Confesso que, durante a leitura do primeiro capítulo de “Dor Fantasma”, de Rafael Gallo,
uma das minhas impressões foi mais constante que as demais: a maneira como o personagem
principal, Rômulo, é um dos melhores no que faz e ainda assim é extremamente inseguro.
Rômulo é simplesmente o melhor intérprete de Liszt da atualidade, e também exerce o cargo
de professor de música. É esperado (ou desejado) que ele seja um profissional que tenha como
missão passar seu conhecimento a frente, ensinar músicos a serem ainda mais habilidosos. No
entanto, parece que essa função é, para o protagonista, apenas uma forma de oprimir seus alunos,
envergonhá-los ao fazer com que se sintam incapazes de serem tão bons quanto seu professor. É
absolutamente visível a camada de arrogância nesse comportamento, mas sob ela está implícita a
insegurança de alguém que tem medo de que outro seja tão competente quanto ele próprio.
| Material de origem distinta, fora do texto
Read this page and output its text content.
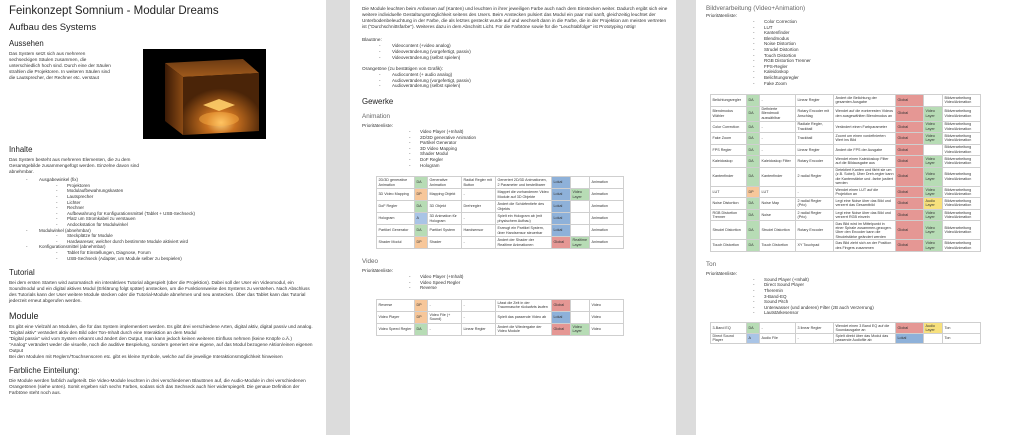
Feinkonzept Somnium - Modular Dreams
Aufbau des Systems
Aussehen
Das System setzt sich aus mehreren sechseckigen Säulen zusammen, die unterschiedlich hoch sind. Durch eine der Säulen strahlen die Projektoren. In weiteren Säulen sind die Lautsprecher, der Rechner etc. verstaut
Inhalte
Das System besteht aus mehreren Elementen, die zu dem Gesamtgebilde zusammengefügt werden. Einzelne davon sind abnehmbar.
- Ausgabewinkel (fix)
- Projektoren
- Modulaufbewahrungskasten
- Lautsprecher
- Lichter
- Rechner
- Aufbewahrung für Konfigurationsmittel (Tablet + USB-Sechseck)
- Platz um Stromkabel zu verstauen
- Andockstation für Modulwinkel
- Modulwinkel (abnehmbar)
- Steckplätze für Module
- Hardwareswr, welcher durch bestimmte Module aktiviert wird
- Konfigurationsmittel (abnehmbar)
- Tablet für Einstellungen, Diagnose, Forum
- USB-Sechseck (Adapter, um Module selber zu bespielen)
Tutorial
Bei dem ersten Starten wird automatisch ein interaktives Tutorial abgespielt (über die Projektion). Dabei soll der User ein Videomodul, ein Soundmodul und ein digital aktives Modul (Erklärung folgt später) anstecken, um die Funktionsweise des Systems zu verstehen. Nach Abschluss des Tutorials kann der User weitere Module stecken oder die Tutorial-Module abnehmen und neu anstecken. Über das Tablet kann das Tutorial jederzeit erneut abgerufen werden.
Module
Es gibt eine Vielzahl an Modulen, die für das System implementiert werden. Es gibt drei verschiedene Arten, digital aktiv, digital passiv und analog.
"Digital aktiv" verändert aktiv den Bild oder Ton-Inhalt durch eine Interaktion an dem Modul
"Digital passiv" wird vom System erkannt und ändert den Output, man kann jedoch keinen weiteren Einfluss nehmen (keine Knöpfe o.Ä.)
"Analog" verändert weder die visuelle, noch die auditive Bespielung, sondern generiert eine eigene, auf das Modul bezogene Aktion/einen eigenen Output
Bei den Modulen mit Reglern/Touchsensoren etc. gibt es kleine Symbole, welche auf die jeweilige Interaktionsmöglichkeit hinweisen
Farbliche Einteilung:
Die Module werden farblich aufgeteilt. Die Video-Module leuchten in drei verschiedenen Blautönen auf, die Audio-Module in drei verschiedenen Orangetönen (siehe unten). Somit ergeben sich sechs Farbes, sodass sich das Sechseck auch hier widerspiegelt. Die genaue Definition der Farbtöne steht noch aus.
Die Module leuchten beim Anfassen auf (Kanten) und leuchten in ihrer jeweiligen Farbe auch nach dem Einstecken weiter. Dadurch ergibt sich eine weitere individuelle Gestaltungsmöglichkeit seitens des Users. Beim Anstecken pulsiert das Modul ein paar mal sanft, gleichzeitig leuchtet der Unterbodenbeleuchtung in der Farbe, die als letztes gesteckt wurde auf und wechselt dann in die Farbe, die in der Projektion am meisten vertreten ist ("Durchschnittsfarbe"). Weiteres dazu in dem Abschnitt Licht. Für die Farbtöne sowie für die "Leuchtabfolge" ist Prototyping nötig!
Blautöne:
- Videocontent (+video analog)
- Videoveränderung (vorgefertigt, passiv)
- Videoveränderung (selbst spielen)
Orangetöne (zu bestätigen von Grafik):
- Audiocontent (+ audio analog)
- Audioveränderung (vorgefertigt, passiv)
- Audioveränderung (selbst spielen)
Gewerke
Animation
Prioritätenliste:
- Video Player (+Inhalt)
- 2D/3D generative Animation
- Partikel Generator
- 3D Video Mapping
- Shader Modul
- DoF Regler
- Hologram
2D/3D generative Animation	DA	Generative Animation	Radial Regler mit Button	Generiert 2D/3D Animationen, 2 Parameter und bestellbarer	Lokal		Animation
3D Video Mapping	DP	Mapping Objekt	-	Mappet die vorhandenen Video Module auf 3D Objekte	Lokal	Video Layer	Animation
DoF Regler	DA	3D Objekt	Drehregler	Ändert die Schärfentiefe des Objekts	Lokal		Animation
Hologram	A	3D Animation für Hologram	-	Spielt ein Hologram ab (mit physischem Aufbau)	Lokal		Animation
Partikel Generator	DA	Partikel System	Handsensor	Erzeugt ein Partikel System, über Handsensor steuerbar	Lokal		Animation
Shader Modul	DP	Shader	-	Ändert der Shader der Realtime Animationen	Global	Realtime Layer	Animation
Video
Prioritätenliste:
- Video Player (+Inhalt)
- Video Speed Regler
- Reverse
Reverse	DP	-	-	Lässt die Zeit in der Traumnasche rückwärts laufen	Global		Video
Video Player	DP	Video File (+ Sound)	-	Spielt das passende Video ab	Lokal		Video
Video Speed Regler	DA	-	Linear Regler	Ändert die Wiedergabe der Video Module	Global	Video Layer	Video
Bildverarbeitung (Video+Animation)
Prioritätenliste:
- Color Correction
- LUT
- Kantenfinder
- Blendmodus
- Noise Distortion
- Strudel Distortion
- Touch Distortion
- RGB Distortion Trenner
- FPS-Regler
- Kaleidoskop
- Belichtungsregler
- Fake Zoom
Belichtungsregler	DA	-	Linear Regler	Ändert die Belichtung der gesamten Ausgabe	Global		Bildverarbeitung Video/Animation
Blendmodus Wähler	DA	Definierte Blendmodi auswählbar	Rotary Encoder mit Anschlag	Wendet auf die eonteresten Videos den ausgewählten Blendmodus an	Global	Video Layer	Bildverarbeitung Video/Animation
Color Correction	DA	-	Radiale Regler, Trackball	Verändert einen Farbparameter	Global	Video Layer	Bildverarbeitung Video/Animation
Fake Zoom	DA	-	Trackball	Zoomt um einen vordefinierten Wert ins Bild	Global	Video Layer	Bildverarbeitung Video/Animation
FPS Regler	DA	-	Linear Regler	Ändert die FPS der Ausgabe	Global		Bildverarbeitung Video/Animation
Kaleidoskop	DA	Kaleidoskop Filter	Rotary Encoder	Wendet einen Kaleidoskop Filter auf die Bildausgabe aus	Global	Video Layer	Bildverarbeitung Video/Animation
Kantenfinder	DA	Kantenfinder	2 radial Regler	Detektiert Kanten und färbt sie um (z.B. Sobel). Über Dreh-regler kann die Kantenstärke und -farbe justiert werden	Global	Video Layer	Bildverarbeitung Video/Animation
LUT	DP	LUT	-	Wendet einen LUT auf die Projektion an	Global	Video Layer	Bildverarbeitung Video/Animation
Noise Distortion	DA	Noise Map	2 radial Regler (Prio)	Legt eine Noise über das Bild und verzerrt das Gesamtbild	Global	Audio Layer	Bildverarbeitung Video/Animation
RGB Distortion Trenner	DA	Noise	2 radial Regler (Prio)	Legt eine Noise über das Bild und verzerrt RGB einzeln	Global	Video Layer	Bildverarbeitung Video/Animation
Strudel Distortion	DA	Strudel Distortion	Rotary Encoder	Das Bild wird im Mittelpunkt in einer Spirale zusammen-gezogen. Über den Encoder kann die Strudelstärke geändert werden	Global	Video Layer	Bildverarbeitung Video/Animation
Touch Distortion	DA	Touch Distortion	XY Touchpad	Das Bild zieht sich an der Position des Fingers zusammen	Global	Video Layer	Bildverarbeitung Video/Animation
Ton
Prioritätenliste:
- Sound Player (+Inhalt)
- Direct Sound Player
- Theremin
- 3-Band-EQ
- Sound Pitch
- Unterwasser (und anderen) Filter (zB auch Verzerrung)
- Lautstärkesensor
3-Band EQ	DA	-	3 linear Regler	Wendet einen 3 Band EQ auf die Soundausgabe an	Global	Audio Layer	Ton
Direct Sound Player	A	Audio File	-	Spielt direkt über das Modul das passende Audiofile ab	Lokal		Ton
Ademais, dentro de casa, o pianista se trancafia num quarto com isolamento acústico. Sua
relação com a esposa baseia-se na prestação de serviços desta. Ela cozinha, cuida do filho e da casa,
e seus assuntos pessoais não interessam em nada ao marido. Vê-se claramente o modo como a
mulher é inferiorizada nesse relacionamento. Apesar de podermos entender esse caso pela ótica do
machismo estrutural presente na sociedade, é possível ir além e observar o que fundamenta a
conduta do esposo: a insegurança de que seu cônjuge seja “melhor” ou tenha mais qualidades que
ele mesmo.
Acho que depois de todas essas constatações é possível se chegar a uma final: Rômulo pode
ser um dos melhores pianistas do mundo, mas também é um dos mais infelizes. Sua vida é pautada
em não parecer menor que ninguém, tanto no campo pessoal quanto profissional. O mais
contraditório é que ele consegue chegar ao ápice de sua ocupação e não consegue se sentir feliz –
não se livra dessa obsessão transformada em uma autocobrança excessiva e sem fim. Fica o
questionamento: quantos deixam de viver bem por causa de sua insegurança? Quantos têm atos
reprováveis por sua falta de autoconfiança?
Suco de Soja
Seu texto toca em pontos que eu não tinha pensado, gostei bastante.